The mandate of the President and Vice President automatically terminate, by operation of law, after the four-year mandate, i.e January 6, 2021. The Constitution does not allow for an extension of their mandate except through elections. It is automatic. There are no exceptions, not even war or state of emergency.
Now, what happens after their tenure has expired is uncharted territory, meaning, it is a minefield for legal and judicial gymnastics. It becomes a matter of opinions. Now, you have to ask yourself, do you want the rule of law, or do you want “the rule of Lawyers”, as H Kwasi Prempeh puts it?
Now, know that human beings are not angels, so you cannot expect to create a minefield for legal and judicial gymnastics and hope that it turns out exactly as you want it to. It may or it may not. Again, uncharted territory.
Which is your best case scenario and which is your worst case scenario?
My view is this: We must rally round our country and our democracy at this point. Yes, we do not have a perfect democracy, but so many people sacrificed for what we have now. Others paid for it with their lives. So in spite of our differences, lets hold what we have – our country and our democracy.
What do I think?
We know the Covid-19 protocols. So it is neither impossible nor impractical to have elections while observing these protocols and keeping our people safe. A few quick suggestions:
1. We must prepare for worst case scenario – that the pandemic may not be over or may have worsened.
2. We must rally round our country in spite of our differences with one aim – have our elections.
3. All democracies are faced with the same Covid-19 problem, so we can see how others are preparing, and modify according to our own unique circumstances with one aim: hold the elections, and ensure that election 2020 is free, fair, accessible, and secure.
4. This is time the EC can start building consensus and eliminate unnecessary friction where this can be done without and affecting its job
5. Maintain the old register and revise same. Time, logistics, numbers etc are the key determining factors. So let’s not start comparing apples and oranges.
6. Do limited registration – a lot of the people who will be subject to limited registration are likely to be first time voters. A significant number of these first time voters are computer babies who have mobile phones. See how to work with the NIA, Passport office and any other state institutions who have biometric data of people and make provision for online registration where feasible. I am no IT person, so I leave this to our talented IT citizens to see how this can be done.

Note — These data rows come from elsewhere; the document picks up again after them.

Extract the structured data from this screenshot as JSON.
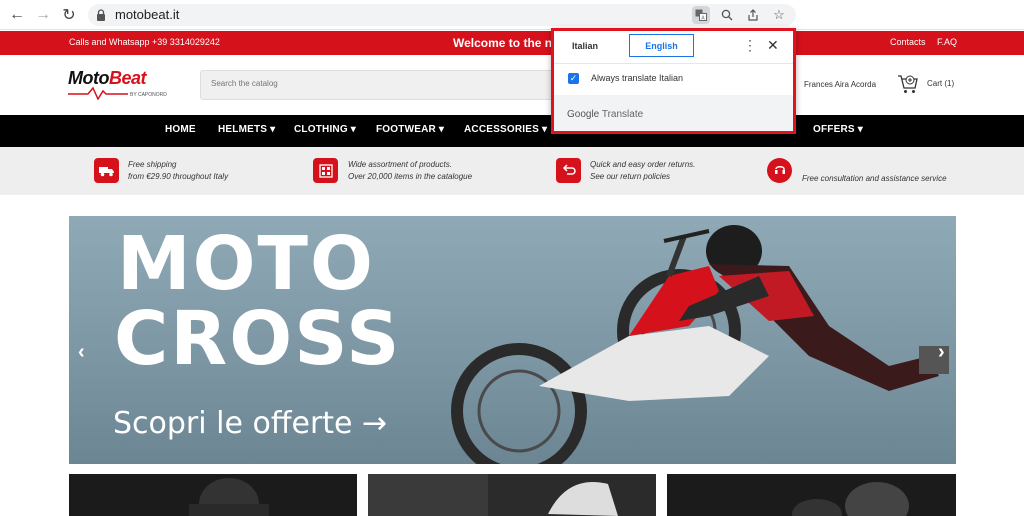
{
  "browser": {
    "url": "motobeat.it"
  },
  "topbar": {
    "calls": "Calls and Whatsapp +39 3314029242",
    "welcome": "Welcome to the new",
    "contacts": "Contacts",
    "faq": "F.AQ"
  },
  "header": {
    "logo_main_1": "Moto",
    "logo_main_2": "Beat",
    "logo_sub": "BY CAPONORD",
    "search_placeholder": "Search the catalog",
    "user_name": "Frances Aira Acorda",
    "cart_label": "Cart (1)"
  },
  "nav": {
    "items": [
      "HOME",
      "HELMETS ▾",
      "CLOTHING ▾",
      "FOOTWEAR ▾",
      "ACCESSORIES ▾",
      "OFFERS ▾"
    ]
  },
  "features": [
    {
      "line1": "Free shipping",
      "line2": "from €29.90 throughout Italy",
      "icon": "truck-icon"
    },
    {
      "line1": "Wide assortment of products.",
      "line2": "Over 20,000 items in the catalogue",
      "icon": "catalog-icon"
    },
    {
      "line1": "Quick and easy order returns.",
      "line2": "See our return policies",
      "icon": "return-icon"
    },
    {
      "line1": "Free consultation and assistance service",
      "line2": "",
      "icon": "support-icon"
    }
  ],
  "hero": {
    "line1": "MOTO",
    "line2": "CROSS",
    "cta": "Scopri le offerte →"
  },
  "translate_popup": {
    "tab_source": "Italian",
    "tab_target": "English",
    "always_label": "Always translate Italian",
    "brand_google": "Google",
    "brand_translate": "Translate"
  },
  "colors": {
    "brand_red": "#d5111c",
    "popup_highlight": "#e0141f",
    "google_blue": "#1a73e8"
  }
}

7. Polling stations must be open for those who cannot have access to online registration. So we must discuss how to make polling stations open and safe for voters and election workers alike, and they should take steps to guard against long lines and mass confusion.
8. Polling places should be equipped with soap, water, and drying materials and an alcohol-based hand sanitizer, etc. Get the Health professionals involved on how to do this.
9. Modify polling place siting decisions to account for Covid-19, etc
10. Plan for vulnerable communities and disabilities
11. Sanitize polling stations to prevent transmission of the virus. This to be led by health protocols
12. Have election month
13. Aggressive public education
14. EC to look into its CIs to see if it needs to pass a CI to cater for the election in the event the pandemic is not over.
15. Expand polling stations
16. The Courts to be ready to deal expeditiously with election related disputes
17. Add your own in the comment section
Conclusion: Everyone has had to change plans and make adjustments on the account of the pandemic. EC must do same to ensure it carries out its sacred constitutional mandate. This is where all sectors come together to work together to deliver a common result – free, fair, accessible elections in spite of Covid-19.
Clara Beeri Kasser-Tee is Managing Partner, Kasser Law Firm and Lecturer at GIMPA. She is also a board member of governance think tank, CDD-Ghana.